Vs. $1,000 on a sick person to treat them partway?
me: do both
Andrew: Yeah actually that’s basically what I’d say
That’s also what I’d say about scientific research on rare genetic diseases of rich white people
(Which is what Sinai loves to do)
Vs. research on common infectious diseases of poor people overseas
Andrew: (No one talks about rare genetic diseases of non-white populations, but I’m sure that must be because no such diseases exist.)
me: except i think we should research rare rich white ppl diseases too
just not at the expense of everyone else
“to calculate the DALYs a standard expectation of life at birth of 82.5 years is taken for women and of 80 years for men”
“the gap is considerably smaller than the observed gender gap in life expectancy in low mortality populations, for example, Japan, which has a gender gap of some 6 years”
so the smaller the gender gap
the less DALYs you say ladies
Andrew: So by DALY logic wouldn’t that make their lives more valuable?
me: no no no “the smaller the gender gap, ceteris paribus, the smaller will be the female contribution to the burden of disease relative to the male contribution”

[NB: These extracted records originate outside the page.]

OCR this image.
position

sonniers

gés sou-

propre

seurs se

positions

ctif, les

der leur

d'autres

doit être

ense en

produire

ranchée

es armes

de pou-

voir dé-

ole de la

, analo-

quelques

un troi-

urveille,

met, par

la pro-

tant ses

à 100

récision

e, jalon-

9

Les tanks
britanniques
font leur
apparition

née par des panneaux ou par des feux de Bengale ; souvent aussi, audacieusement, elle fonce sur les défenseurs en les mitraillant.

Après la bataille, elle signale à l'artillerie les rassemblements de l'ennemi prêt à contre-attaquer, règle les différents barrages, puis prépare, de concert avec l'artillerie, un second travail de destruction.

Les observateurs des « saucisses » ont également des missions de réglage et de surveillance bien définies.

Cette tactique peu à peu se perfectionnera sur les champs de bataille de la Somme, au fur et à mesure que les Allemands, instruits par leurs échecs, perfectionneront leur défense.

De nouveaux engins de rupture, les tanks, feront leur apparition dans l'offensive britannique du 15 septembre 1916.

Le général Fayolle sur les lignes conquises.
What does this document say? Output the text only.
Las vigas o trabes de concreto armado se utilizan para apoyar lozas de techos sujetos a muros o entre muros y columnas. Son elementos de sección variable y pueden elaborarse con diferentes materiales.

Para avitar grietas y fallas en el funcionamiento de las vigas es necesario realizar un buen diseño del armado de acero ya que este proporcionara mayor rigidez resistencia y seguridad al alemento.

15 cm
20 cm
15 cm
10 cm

they underestimate how long women should be living
me: can live
so they don’t account for all fo the years lost
Andrew: I didn’t follow that
How are they underestimating how long women should live?
me: they are putting the gender gap at only 2.5 years
Andrew did not receive your chat.
me: they put the gender gap at only 2.5 years
Andrew: Oh oh oh
me: when in reality, most countries have a much bigger gap
Andrew: Cuz that’s what it is in practice on average worldwide?
But if everybody had decent health care then it would be longer?
The 2.5 years was totes arbitrary
well not totes
they decided that 2.5 years is what corresponds to “biological difference in survival potential between males and females”
factoring out everything else
“”while DALYs take account of higher female life expectancy in calculating years lost to premature mortality, the valuation of these years can be sharply reduced by age-weighting and discounting”
The female advantage in years lost of 3% is reduced by age-weighting to 1.5%, and further reduced by discounting to .3% for the calculation of DALYs”
cuz the old person years are worth less
and years in the future are worth less than years now
regardless of age
Andrew: Most of what you’re saying is objections to particular methodological decisions these orthodox economists have made about how they’ve going to calculate DALYs in practice, rather than DALYs in practice, rather than reasons why nothing like DALYs should ever be used with any methodology.
Oh and with the future years being worth less
If they do it in the usual economist’s way
By dividing by the interest rate
Then at a fairly normal interest rate
It easily ends up having the consequence that anything that happens in 20 years is only half as important as anything that happens now
Which is an amazingly short-sighted way to plan and make decisions for a society
me: yeah well frankly i think economists have NO place in deciding the value of human life
its like saying yr going to measure your height in Love
Like that interest rate future discounting business is something I object to per se, regardless of how it’s done
Except in a few like perfectly financial situations
Where it obviously does make sense to use the interest rate
me: i object to economic principles being applied to anything that’s not strictly financial
which is …
nothing is strictly financial
Andrew: Yeah well nothing is strictly anything
Andrew: War is not strictly military
Sex is not strictly sexual
me: but srsly
this is basically my big problem with science in general
the notion that something even can be strictly scientific
my problem with the way that science presents itself
the way that scientists present themselves
totes oblivious to anything outside their discipline
takin themselves all serious biznass
cuz i’d be a lot more down with the Science if it could just acknowledge its limitations
Like the rest of us do.
Sent at 5:27 PM on Tuesday
Andrew: you are going to hate med school.